Like many South Africans, I have been glued to the Madlanga Commission hearings. Day after day, we hear of police generals on criminal payrolls, whistleblowers killed, and a system that seems able to pull everyone in. As we like to say, South Africa is a movie.
I needed a break, so I switched on Netflix and watched Peaky Blinders: The Immortal Man. In one scene, a seasoned man who has long made his peace with darkness says to a younger one, “Deeper and deeper you walk into the blood until you are out of your depth, and then you must learn to swim in it.” The line stopped me. I reached for the remote and sat with it, because I had heard that story before, not in Birmingham, not in 1914, but here and now.
That line captures, with brutal clarity, how corruption works. It is rarely one grand leap. It is usually a progression that begins in the shallows, moves into deeper water, and ends with learning to survive in what should once have horrified you.
The descent into the shallows
The shallows are where it starts, a small favour, a silence, a signature. Evil does not usually arrive as a monster; it arrives as a colleague asking for help, a manager suggesting you look the other way, or a form that just needs approval. No one wakes up and decides to become a criminal. People begin by telling themselves they are still clean, still in control, still able to step away.
There are always pressures that make that first compromise easier; a family to feed, a bond to pay, a position that was hard won and feels impossible to risk. The first act is rarely theft. It is silence, looking away, saying nothing, and not asking the question you know should be asked. That is where the water first reaches your ankles, and you hardly notice it.
But the water does not stay shallow. It rises, and you are no longer only protecting yourself; you are part of something. Obligation replaces choice, and comfort starts doing its work. Life gets softer, you can afford things that were once out of reach, and in a hard country, your life becomes noticeably easier. It becomes easy to tell yourself that you deserve it, that you worked hard and took risks.
When corruption becomes normal
Then comes what psychologists call mimetic desire. We begin to want what we see others have, copying each other’s appetites. Social media amplifies this, turning the outfit, the car, the holiday, and the lifestyle into signals of success. In that world, corruption can become aspirational, especially when it is displayed without consequence.
You start drawing others in, colleagues, friends, family, people who might otherwise question you. Share a little benefit, and their voice grows quieter. The circle closes, the water rises, and soon you are out of your depth with no shore in sight.
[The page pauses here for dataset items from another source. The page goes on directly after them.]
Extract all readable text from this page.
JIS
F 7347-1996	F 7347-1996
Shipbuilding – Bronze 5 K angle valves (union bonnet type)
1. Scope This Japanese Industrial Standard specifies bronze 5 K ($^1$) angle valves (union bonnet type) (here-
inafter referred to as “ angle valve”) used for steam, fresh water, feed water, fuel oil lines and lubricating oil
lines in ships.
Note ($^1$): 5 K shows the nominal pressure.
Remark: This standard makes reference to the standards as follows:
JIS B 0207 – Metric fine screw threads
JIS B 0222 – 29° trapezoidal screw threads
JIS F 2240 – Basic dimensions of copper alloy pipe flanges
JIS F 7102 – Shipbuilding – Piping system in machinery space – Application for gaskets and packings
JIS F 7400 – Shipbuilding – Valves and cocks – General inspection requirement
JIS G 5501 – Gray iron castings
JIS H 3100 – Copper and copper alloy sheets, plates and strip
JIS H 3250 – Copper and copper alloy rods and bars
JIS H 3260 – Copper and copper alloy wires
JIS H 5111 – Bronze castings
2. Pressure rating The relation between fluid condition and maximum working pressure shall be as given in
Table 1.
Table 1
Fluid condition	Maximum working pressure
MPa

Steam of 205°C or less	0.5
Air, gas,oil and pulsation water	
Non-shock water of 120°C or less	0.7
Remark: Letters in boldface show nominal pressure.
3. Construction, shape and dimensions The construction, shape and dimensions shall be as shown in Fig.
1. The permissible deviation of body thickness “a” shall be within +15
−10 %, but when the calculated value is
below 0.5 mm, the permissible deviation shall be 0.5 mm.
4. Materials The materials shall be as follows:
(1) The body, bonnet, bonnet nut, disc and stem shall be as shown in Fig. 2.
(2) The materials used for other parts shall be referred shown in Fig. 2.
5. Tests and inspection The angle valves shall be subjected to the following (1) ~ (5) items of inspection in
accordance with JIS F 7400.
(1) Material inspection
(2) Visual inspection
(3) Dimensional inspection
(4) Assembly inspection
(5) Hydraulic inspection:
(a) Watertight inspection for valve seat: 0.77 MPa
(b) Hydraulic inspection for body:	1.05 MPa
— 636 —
That is when moral disengagement takes over. People silence their conscience with phrases like, “everyone does it,” “I am just following orders,” and “If I do not do it, someone worse will.” Loyalty to the network becomes the only virtue, and betrayal becomes the only sin. You look in the mirror and still see a decent person, someone doing what is necessary.
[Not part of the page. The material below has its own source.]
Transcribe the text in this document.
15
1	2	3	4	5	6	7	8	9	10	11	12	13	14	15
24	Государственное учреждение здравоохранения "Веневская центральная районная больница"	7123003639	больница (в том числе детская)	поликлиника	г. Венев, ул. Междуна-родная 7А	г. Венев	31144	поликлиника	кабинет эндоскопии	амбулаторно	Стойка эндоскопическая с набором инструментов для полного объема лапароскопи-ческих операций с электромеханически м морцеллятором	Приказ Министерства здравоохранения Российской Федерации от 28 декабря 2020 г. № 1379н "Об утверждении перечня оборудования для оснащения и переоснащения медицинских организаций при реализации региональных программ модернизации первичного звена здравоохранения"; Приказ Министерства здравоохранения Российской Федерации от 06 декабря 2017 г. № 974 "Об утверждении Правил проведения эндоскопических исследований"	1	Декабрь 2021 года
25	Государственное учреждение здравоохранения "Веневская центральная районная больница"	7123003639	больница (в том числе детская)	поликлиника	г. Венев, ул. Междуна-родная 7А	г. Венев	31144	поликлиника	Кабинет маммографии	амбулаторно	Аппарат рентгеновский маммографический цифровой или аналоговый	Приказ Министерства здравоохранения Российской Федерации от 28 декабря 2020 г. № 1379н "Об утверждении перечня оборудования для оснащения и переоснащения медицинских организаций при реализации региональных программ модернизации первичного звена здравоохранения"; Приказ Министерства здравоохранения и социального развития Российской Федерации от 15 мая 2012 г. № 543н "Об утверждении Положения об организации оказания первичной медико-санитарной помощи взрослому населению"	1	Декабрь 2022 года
In South Africa, this stage is made easier by the revolving door. Someone leaves one post under a cloud and reappears later in another, sometimes with more power and a bigger budget. The lesson to everyone watching is simple: there are no real consequences. Crime stops feeling shocking and starts feeling logical.
That is the deepest horror of it. The blood has a current.
Swimming against the current
You see it in the people who testify. They are still alive, still salaried, still visible, but something in them has already drowned, ukufa kwengqondo, ukufa komuntu, ukufa kwesizwe.
Not everyone who enters this world begins with greed. Some begin with fear, fear of losing a job, losing status, or failing the people who depend on them. That matters because it shows that corruption does not only recruit the hungry, it recruits the anxious, the ambitious, the compromised, and the tired. The first betrayal is often not of the public, but of the self.
Can people bail themselves out? Sometimes, but only at great cost. To turn state witness, to bring evidence, and to break the code of silence is to swim against a powerful current. In South Africa, whistleblowers have paid with their lives. That is why their courage matters, because it reminds us that even in dirty water, moral choice is still possible.
For a country, the way out is slower. It requires prosecutions that mean something, asset recovery that is visible, and a public that refuses to forget. If people can sink into wrongdoing step by step, then a society can also recover step by step through law, memory, and consequence.
The question South Africa must answer, through this Commission and beyond, is whether we are finally learning to swim against the current, or whether we are only becoming more skilled at surviving in it.